Bounty -- Babynames

This site takes 150 MILLION HITS a month, is powered by Drupal and just keeps on going! if you ever had any doubts about Drupal being able to take a serious load then fear no more. Coupled with the Boost! module and some good disciplines about getting the MySQL servers to do as much work and also enforcing a rigorous pre-render strategy, this site is more than able to deal with large amounts of user from an average day to a spike hit at tea-time when the adverts come on the telly!

Lead PHP Developer is what we did for this site and boy was it enjoyable. So many things going on here it's hard to know where to start.

From a request-response point of view, we used the Boost! module to speed up as much of the anonymous user content as possible. If you haven't heard of Boost! then go check it out. In a nutshell it uses the Apache mod_rewrite extension to dynamically create a static HTML page. If a request comes in and the page doesn't exists, it gets created. If the cached page exists, back it goes! For more details see the Boost! home page.
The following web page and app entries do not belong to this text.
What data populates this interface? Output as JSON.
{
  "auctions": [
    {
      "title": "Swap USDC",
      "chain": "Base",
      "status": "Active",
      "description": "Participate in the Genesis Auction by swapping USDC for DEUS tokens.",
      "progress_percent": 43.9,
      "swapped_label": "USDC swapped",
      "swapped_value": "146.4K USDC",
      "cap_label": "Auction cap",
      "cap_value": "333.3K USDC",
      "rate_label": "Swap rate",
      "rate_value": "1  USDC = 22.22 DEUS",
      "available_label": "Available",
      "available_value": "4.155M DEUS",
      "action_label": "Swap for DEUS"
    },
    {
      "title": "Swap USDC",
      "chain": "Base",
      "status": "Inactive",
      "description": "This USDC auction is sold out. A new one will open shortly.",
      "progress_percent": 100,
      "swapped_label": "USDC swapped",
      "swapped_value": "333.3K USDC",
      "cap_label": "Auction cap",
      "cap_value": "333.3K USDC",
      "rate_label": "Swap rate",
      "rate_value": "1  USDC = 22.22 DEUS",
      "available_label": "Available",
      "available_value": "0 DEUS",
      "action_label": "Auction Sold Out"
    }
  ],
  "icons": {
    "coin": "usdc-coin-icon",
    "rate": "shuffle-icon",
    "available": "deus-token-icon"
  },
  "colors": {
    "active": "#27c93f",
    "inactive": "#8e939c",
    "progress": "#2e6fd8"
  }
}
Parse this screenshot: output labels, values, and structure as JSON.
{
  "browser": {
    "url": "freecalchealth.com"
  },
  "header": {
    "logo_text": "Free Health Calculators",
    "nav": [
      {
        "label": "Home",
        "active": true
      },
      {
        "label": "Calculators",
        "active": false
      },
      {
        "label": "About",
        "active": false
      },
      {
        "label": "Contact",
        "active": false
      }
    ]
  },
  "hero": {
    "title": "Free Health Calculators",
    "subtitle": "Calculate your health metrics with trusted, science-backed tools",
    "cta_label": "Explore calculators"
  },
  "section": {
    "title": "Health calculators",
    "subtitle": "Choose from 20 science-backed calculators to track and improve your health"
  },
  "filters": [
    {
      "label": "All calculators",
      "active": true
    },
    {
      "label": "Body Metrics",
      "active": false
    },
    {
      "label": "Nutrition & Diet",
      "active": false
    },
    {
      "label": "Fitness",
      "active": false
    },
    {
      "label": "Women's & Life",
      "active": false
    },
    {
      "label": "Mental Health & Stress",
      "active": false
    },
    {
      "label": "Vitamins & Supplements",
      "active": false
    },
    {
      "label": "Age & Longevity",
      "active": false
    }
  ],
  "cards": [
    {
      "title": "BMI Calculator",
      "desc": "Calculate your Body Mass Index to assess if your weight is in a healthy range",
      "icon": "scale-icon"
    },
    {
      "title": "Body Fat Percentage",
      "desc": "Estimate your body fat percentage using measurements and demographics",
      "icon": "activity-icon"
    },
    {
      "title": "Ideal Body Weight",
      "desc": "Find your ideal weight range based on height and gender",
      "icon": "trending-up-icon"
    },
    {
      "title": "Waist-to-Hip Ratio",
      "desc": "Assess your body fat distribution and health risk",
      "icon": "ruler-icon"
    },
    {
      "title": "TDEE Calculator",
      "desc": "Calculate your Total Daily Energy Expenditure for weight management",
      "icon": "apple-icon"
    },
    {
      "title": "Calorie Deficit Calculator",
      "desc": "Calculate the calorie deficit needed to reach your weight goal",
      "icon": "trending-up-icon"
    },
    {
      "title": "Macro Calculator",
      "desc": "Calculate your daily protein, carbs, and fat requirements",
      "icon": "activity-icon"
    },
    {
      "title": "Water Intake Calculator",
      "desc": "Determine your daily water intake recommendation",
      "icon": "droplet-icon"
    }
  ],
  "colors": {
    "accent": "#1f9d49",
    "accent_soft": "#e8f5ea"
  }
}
For those times when Drupal does get asked to do something, we also used memcached to keep as much of the big low-hanging fruity things in RAM for extra slick response times. The Memcache homepage will tell you more. I tried to get them to use CouchDB, having used Erlang but from a knowledge-pool perspective, it's a lot easier to find PHP guys that have used memcached. You win some you lose some.

For my own input I was responsible for the design and implementation of the name basket, the name charts (graphs), and lots of other ancillary stuff on the site. For example, on this page, the name Eric shows a heat map and a bar-chart on the lower right hand side. There's a story there... we had a CSV file given to use from an AS400 system that had about ten million rows of data! Seriously. It contained every name for every region for the last fifty years that Bounty have ever collected!

I took this data and then wrote a MySQL stored procedure that boiled this down into a set of data for each name, and then using the (somewhat limited) file handling functions available I generated about 5000 files that I called '.json' files. These contain the actual chart data as a JSON object. When the browser renders the page, it makes an AJAX call back to the server for the relevant file and uses JSChart to display it. If the MySQL servers had to do what the stored procedure did on demand, I think the site would last about ten seconds at peak time!

All in all a most enjoyable project.